Self-hosting
Production hardening — environment variables, version pinning, upgrades, backups, reverse proxy, resource sizing.
Self-hosting is a first-class target. The Docker Compose stack in the repo is the same software that runs in ScopeCall Cloud — no feature gating.
For the initial install, see Installation. This guide covers production concerns.
Environment variables
Set these in infra/.env. See infra/.env.example for the full template.
| Variable | Required | Purpose |
|---|---|---|
AUTH_SECRET | ✅ | Signs Auth.js JWTs. 32+ random bytes. Generate: openssl rand -hex 32 |
INTERNAL_API_KEY | ✅ | Shared secret for the dashboard ↔ API internal channel. Generate: openssl rand -hex 32 |
POSTGRES_PASSWORD | optional | Defaults to scopecall. Change for production. |
SCOPECALL_VERSION | optional | Image tag. Defaults to latest. Pin to a version in production. |
Both required secrets are enforced at startup — the stack will refuse to boot if they're unset.
Pinning versions
Always pin SCOPECALL_VERSION in production so deployments are
reproducible:
echo "SCOPECALL_VERSION=v0.1.1" >> infra/.env
Upgrading
# Update the version pin in infra/.env, then:
docker compose -f infra/docker-compose.yml pull
docker compose -f infra/docker-compose.yml up -d
Schema migrations run automatically on startup. ClickHouse and Postgres migrations are forward-only and idempotent. Back up your volumes before a major version upgrade (see below).
Backups
State lives in four named Docker volumes:
| Volume | Contains |
|---|---|
clickhouse-data | Trace events, cost data (the bulk of your data) |
postgres-data | Users, orgs, API keys, config |
redpanda-data | In-flight event buffer (transient) |
redis-data | Caches (transient) |
The two that matter for backup are clickhouse-data and postgres-data.
# Example: back up Postgres
docker compose -f infra/docker-compose.yml exec postgres \
pg_dump -U scopecall scopecall > backup-postgres-$(date +%F).sql
# ClickHouse: use clickhouse-backup or volume snapshots for large datasets
Reverse proxy + TLS
The stack serves HTTP on port 3000 by default. For production, front it with a reverse proxy that terminates TLS (Caddy, nginx, or your cloud load balancer).

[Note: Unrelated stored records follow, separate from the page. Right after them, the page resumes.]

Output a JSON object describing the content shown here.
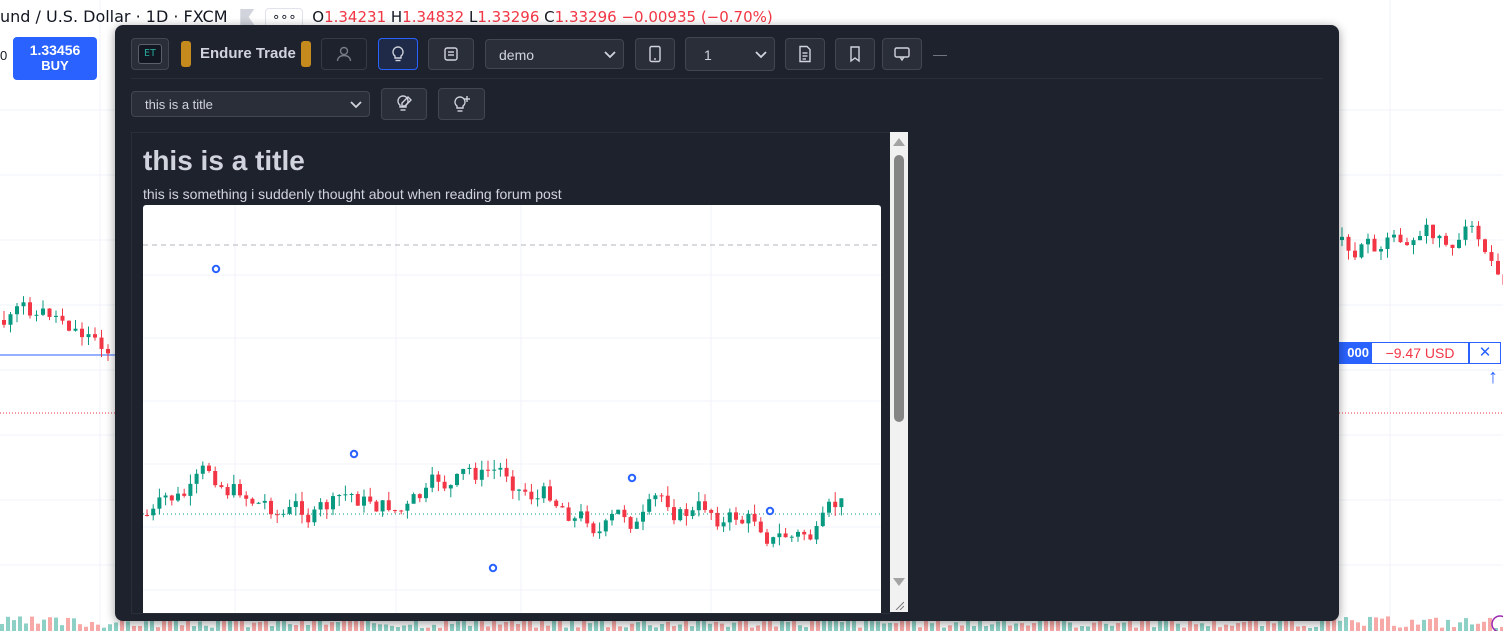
{
  "background": {
    "symbol": "und / U.S. Dollar · 1D · FXCM",
    "more_label": "∘∘∘",
    "ohlc": {
      "o_label": "O",
      "o": "1.34231",
      "h_label": "H",
      "h": "1.34832",
      "l_label": "L",
      "l": "1.33296",
      "c_label": "C",
      "c": "1.33296",
      "change": "−0.00935 (−0.70%)"
    },
    "left_trunc": "0",
    "buy": {
      "price": "1.33456",
      "label": "BUY"
    },
    "position": {
      "qty": "000",
      "pl": "−9.47 USD",
      "close": "✕",
      "arrow": "↑"
    },
    "colors": {
      "up": "#089981",
      "down": "#f23645",
      "accent": "#2962ff"
    }
  },
  "panel": {
    "logo_text": "ET",
    "brand": "Endure Trade",
    "account_select": "demo",
    "count_select": "1",
    "dash": "—",
    "idea_select": "this is a title",
    "icons": [
      "user-icon",
      "lightbulb-icon",
      "window-icon",
      "mobile-icon",
      "document-icon",
      "bookmark-icon",
      "comment-icon",
      "lightbulb-edit-icon",
      "lightbulb-add-icon"
    ]
  },
  "idea": {
    "title": "this is a title",
    "description": "this is something i suddenly thought about when reading forum post"
  }
}
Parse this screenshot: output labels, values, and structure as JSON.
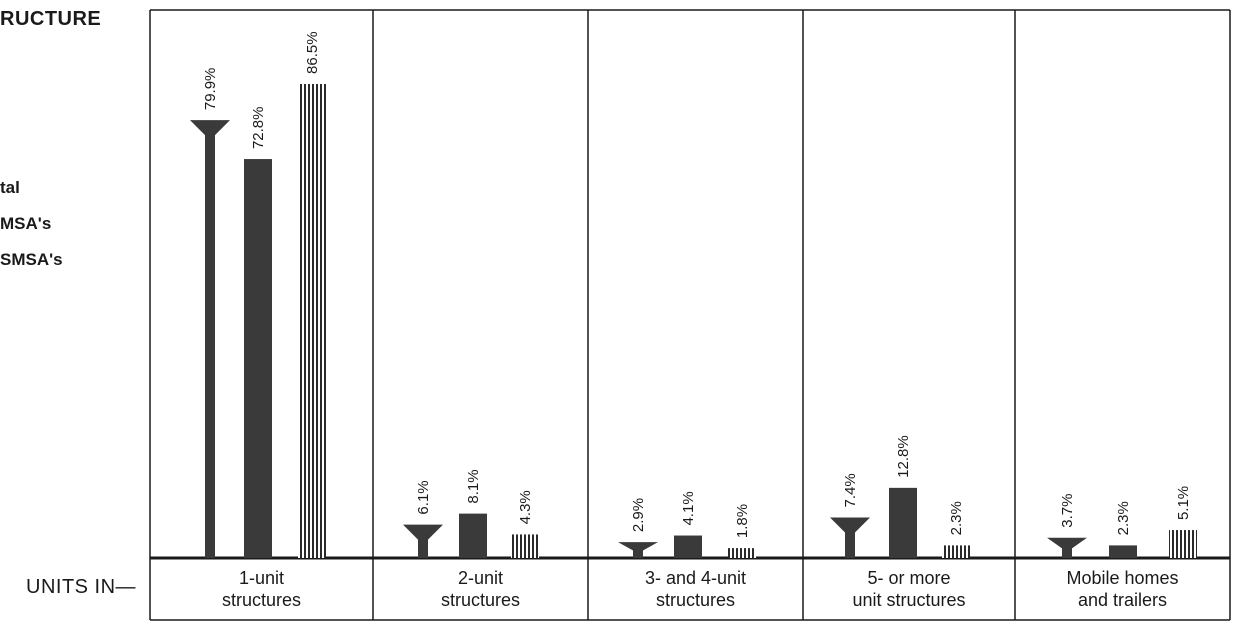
{
  "page": {
    "side_title": "RUCTURE",
    "legend": [
      "tal",
      "MSA's",
      "SMSA's"
    ],
    "units_label": "UNITS IN—"
  },
  "chart_data": {
    "type": "bar",
    "categories": [
      [
        "1-unit",
        "structures"
      ],
      [
        "2-unit",
        "structures"
      ],
      [
        "3- and 4-unit",
        "structures"
      ],
      [
        "5- or more",
        "unit structures"
      ],
      [
        "Mobile homes",
        "and trailers"
      ]
    ],
    "series": [
      {
        "values": [
          79.9,
          6.1,
          2.9,
          7.4,
          3.7
        ],
        "labels": [
          "79.9%",
          "6.1%",
          "2.9%",
          "7.4%",
          "3.7%"
        ]
      },
      {
        "values": [
          72.8,
          8.1,
          4.1,
          12.8,
          2.3
        ],
        "labels": [
          "72.8%",
          "8.1%",
          "4.1%",
          "12.8%",
          "2.3%"
        ]
      },
      {
        "values": [
          86.5,
          4.3,
          1.8,
          2.3,
          5.1
        ],
        "labels": [
          "86.5%",
          "4.3%",
          "1.8%",
          "2.3%",
          "5.1%"
        ]
      }
    ],
    "ylim": [
      0,
      100
    ],
    "grid": false,
    "colors": {
      "bar": "#3a3a3a",
      "frame": "#1a1a1a"
    }
  }
}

Do not expose ClickHouse (8123/9000) or Postgres (5432) to the public internet — they are intended for the internal Docker network only.
Resource sizing
| Scale | Guidance |
|---|---|
| Getting started | 4 vCPU / 8 GB / 50 GB (the documented minimum) |
| ~1M events/day | 8 vCPU / 16 GB / 200 GB SSD |
| Higher | ClickHouse is the bottleneck — scale disk + RAM first; the Rust ingest path handles high throughput on modest CPU |
Data retention
Trace events in ClickHouse have a default 90-day TTL. Adjust the TTL in the ClickHouse schema if you need longer retention (and size disk accordingly).
Health checks
Every service exposes a health endpoint and Compose health checks gate startup order. Check status with:
docker compose -f infra/docker-compose.yml ps
All services should show healthy. If one is stuck, check its logs:
docker compose -f infra/docker-compose.yml logs <service>
Troubleshooting
| Symptom | Likely cause |
|---|---|
| Stack refuses to start | AUTH_SECRET or INTERNAL_API_KEY unset in infra/.env |
/setup redirects to login | An admin user already exists — setup is one-time |
| Dashboard shows no traces | SDK endpoint not pointing at your ingest URL (port 8080, full path /v1/ingest), or API key invalid |
| Events accepted but not visible | Check processor logs; ClickHouse may be unhealthy |
For security disclosure, see SECURITY.md in the public repo.